Неопределенно фыркнув, Палома выглянула в окно. Точно, у ворот постоялого двора стояли пышные носилки, украшенные султанами страусиных перьев; чернокожие носильщики застыли рядом, подобные каменным изваяниям. Причем их было ровно вдвое больше, чем нужно, чтобы нести паланкин, а значит, предполагалось, что сундуки с одеждой отправятся следом, без задержки. Амальрик явно решил ее поторопить…

Мгновенно приняв решение, Палома обернулась к хозяйке постоялого двора:

— Лил, будь душкой… Распорядись мне насчет завтрака. И еще — я бы хотела до отъезда переговорить с Сетриком. Он здесь?

— Да куда же он денется, демоненок?! Внизу, на кухне крутится…

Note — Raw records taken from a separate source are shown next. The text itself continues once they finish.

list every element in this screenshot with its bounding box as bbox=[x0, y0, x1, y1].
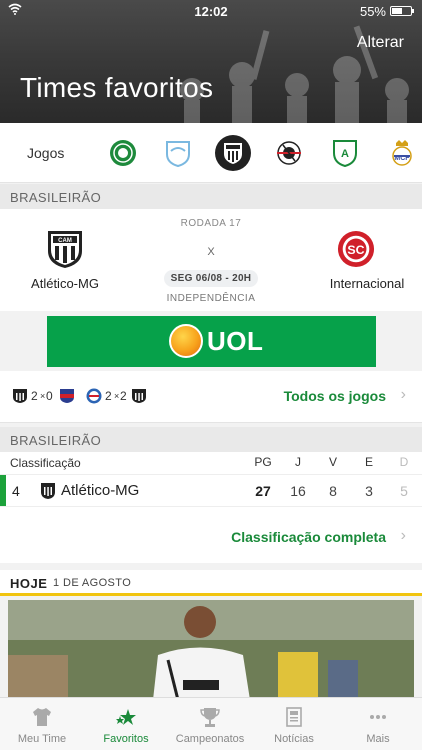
col-d: D bbox=[399, 455, 409, 469]
status-time: 12:02 bbox=[194, 4, 228, 19]
col-j: J bbox=[295, 455, 301, 469]
bahia-crest-icon bbox=[86, 388, 102, 404]
tab-label: Notícias bbox=[274, 733, 314, 745]
tab-mais[interactable]: Mais bbox=[336, 698, 420, 750]
palmeiras-crest-icon bbox=[110, 140, 136, 166]
atletico-mg-crest-icon bbox=[41, 483, 55, 499]
standings-row[interactable]: 4 Atlético-MG 27 16 8 3 5 bbox=[0, 474, 422, 507]
atletico-mg-crest-icon bbox=[13, 389, 27, 403]
match-datetime: SEG 06/08 - 20H bbox=[164, 270, 258, 287]
battery-icon bbox=[390, 6, 414, 16]
stars-icon bbox=[116, 709, 136, 725]
away-team-name: Internacional bbox=[329, 276, 405, 291]
uol-brand-text: UOL bbox=[207, 326, 264, 356]
section-label-brasileirao: BRASILEIRÃO bbox=[0, 184, 422, 210]
battery-percent: 55% bbox=[359, 4, 386, 19]
all-games-link[interactable]: Todos os jogos bbox=[284, 388, 386, 404]
jogos-label: Jogos bbox=[27, 145, 65, 161]
tab-label: Meu Time bbox=[17, 733, 67, 745]
result-2-separator: × bbox=[114, 391, 120, 401]
real-madrid-crest-icon: MCF bbox=[392, 140, 412, 166]
tab-bar: Meu Time Favoritos Campeonatos Notícias … bbox=[0, 697, 422, 750]
team-name: Atlético-MG bbox=[61, 482, 140, 499]
svg-text:SC: SC bbox=[347, 243, 364, 257]
team-atletico-button[interactable] bbox=[215, 135, 251, 171]
status-bar: 12:02 55% bbox=[0, 0, 422, 22]
result-2-home-score: 2 bbox=[105, 389, 112, 403]
page-title: Times favoritos bbox=[20, 72, 214, 103]
section-label-standings: BRASILEIRÃO bbox=[0, 427, 422, 453]
next-match-card[interactable]: CAM Atlético-MG RODADA 17 X SEG 06/08 - … bbox=[0, 209, 422, 311]
today-header: HOJE 1 DE AGOSTO bbox=[0, 570, 422, 596]
team-palmeiras-button[interactable] bbox=[107, 137, 139, 169]
match-stadium: INDEPENDÊNCIA bbox=[166, 293, 256, 304]
col-v: V bbox=[328, 455, 337, 469]
edit-button[interactable]: Alterar bbox=[357, 34, 404, 52]
team-games: 16 bbox=[290, 483, 306, 499]
uol-ad-banner[interactable]: UOL bbox=[47, 316, 376, 367]
col-e: E bbox=[364, 455, 373, 469]
result-1-away-score: 0 bbox=[46, 389, 53, 403]
tab-favoritos[interactable]: Favoritos bbox=[84, 698, 168, 750]
col-pg: PG bbox=[254, 455, 272, 469]
team-wins: 8 bbox=[329, 483, 337, 499]
svg-text:MCF: MCF bbox=[394, 155, 410, 162]
header: 12:02 55% Alterar Times favoritos bbox=[0, 0, 422, 123]
result-1-separator: × bbox=[40, 391, 46, 401]
today-label: HOJE bbox=[10, 576, 48, 591]
shirt-icon bbox=[33, 708, 51, 726]
highlight-bar bbox=[0, 475, 6, 507]
standings-title: Classificação bbox=[10, 456, 81, 470]
tab-meu-time[interactable]: Meu Time bbox=[0, 698, 84, 750]
tab-label: Favoritos bbox=[103, 733, 149, 745]
favorite-teams-row: Jogos A MCF bbox=[0, 123, 422, 183]
atletico-mg-crest-icon bbox=[224, 143, 242, 164]
home-team-name: Atlético-MG bbox=[31, 276, 99, 291]
ad-area: UOL bbox=[0, 311, 422, 370]
svg-text:CAM: CAM bbox=[58, 238, 72, 244]
player-photo-image bbox=[8, 600, 414, 700]
america-mg-crest-icon: A bbox=[333, 140, 357, 167]
team-draws: 3 bbox=[365, 483, 373, 499]
team-corinthians-button[interactable] bbox=[273, 137, 305, 169]
standings-header: Classificação PG J V E D bbox=[0, 452, 422, 474]
tab-campeonatos[interactable]: Campeonatos bbox=[168, 698, 252, 750]
trophy-icon bbox=[200, 708, 220, 727]
newspaper-icon bbox=[286, 707, 302, 727]
team-real-madrid-button[interactable]: MCF bbox=[386, 137, 418, 169]
team-america-button[interactable]: A bbox=[329, 137, 361, 169]
more-dots-icon bbox=[370, 715, 386, 719]
uol-logo-icon bbox=[169, 324, 203, 358]
full-standings-link[interactable]: Classificação completa bbox=[231, 529, 386, 545]
team-position: 4 bbox=[12, 483, 20, 499]
atletico-mg-crest-icon bbox=[132, 389, 146, 403]
match-round: RODADA 17 bbox=[180, 218, 242, 229]
tab-noticias[interactable]: Notícias bbox=[252, 698, 336, 750]
tab-label: Campeonatos bbox=[175, 733, 245, 745]
result-1-home-score: 2 bbox=[31, 389, 38, 403]
corinthians-crest-icon bbox=[277, 141, 301, 165]
svg-text:A: A bbox=[341, 148, 349, 160]
news-photo[interactable] bbox=[8, 600, 414, 700]
team-londrina-button[interactable] bbox=[162, 137, 194, 169]
team-points: 27 bbox=[255, 483, 271, 499]
today-date: 1 DE AGOSTO bbox=[53, 577, 132, 589]
chevron-right-icon: › bbox=[400, 527, 406, 544]
full-standings-row[interactable]: Classificação completa › bbox=[0, 506, 422, 563]
tab-label: Mais bbox=[366, 733, 390, 745]
londrina-crest-icon bbox=[166, 141, 190, 167]
internacional-crest-icon: SC bbox=[337, 230, 375, 268]
result-2-away-score: 2 bbox=[120, 389, 127, 403]
parana-crest-icon bbox=[60, 389, 74, 403]
team-losses: 5 bbox=[400, 483, 408, 499]
chevron-right-icon: › bbox=[400, 386, 406, 403]
recent-results-row[interactable]: 2 × 0 2 × 2 Todos os jogos › bbox=[0, 371, 422, 423]
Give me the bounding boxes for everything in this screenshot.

…И завтрак, и юный посыльный уже ожидали Палому, когда она, наскоро собравшись, спустилась в обеленную залу. Мальчуган вытянул шею в предвкушении. Выполнять необременительные и денежные поручения молодой наемницы явно пришлось ему по душе.

— За кем-то еще побегать? — заговорщицким шепотом прошипел он.

Палома улыбнулась, принимаясь за завтрак и дав знак пареньку присоединиться к ней. Тот обрадованно запихал в рот горячую лепешку, не сводя глаз с девушки.

— Бегать не надо. Дом советника Гертрана знаешь? — Тот кивнул. — Так вот… Я буду жить там ближайшую седмицу или больше. Мне нужно, чтобы ты все время незаметно крутился там поблизости, и если увидишь, что я вышла на улицу одна, иди следом и незаметно подойди, когда отойдем подальше. Возможно, мне нужно будет тебя кое о чем попросить, но я не хочу, чтобы кто-то нас заметил.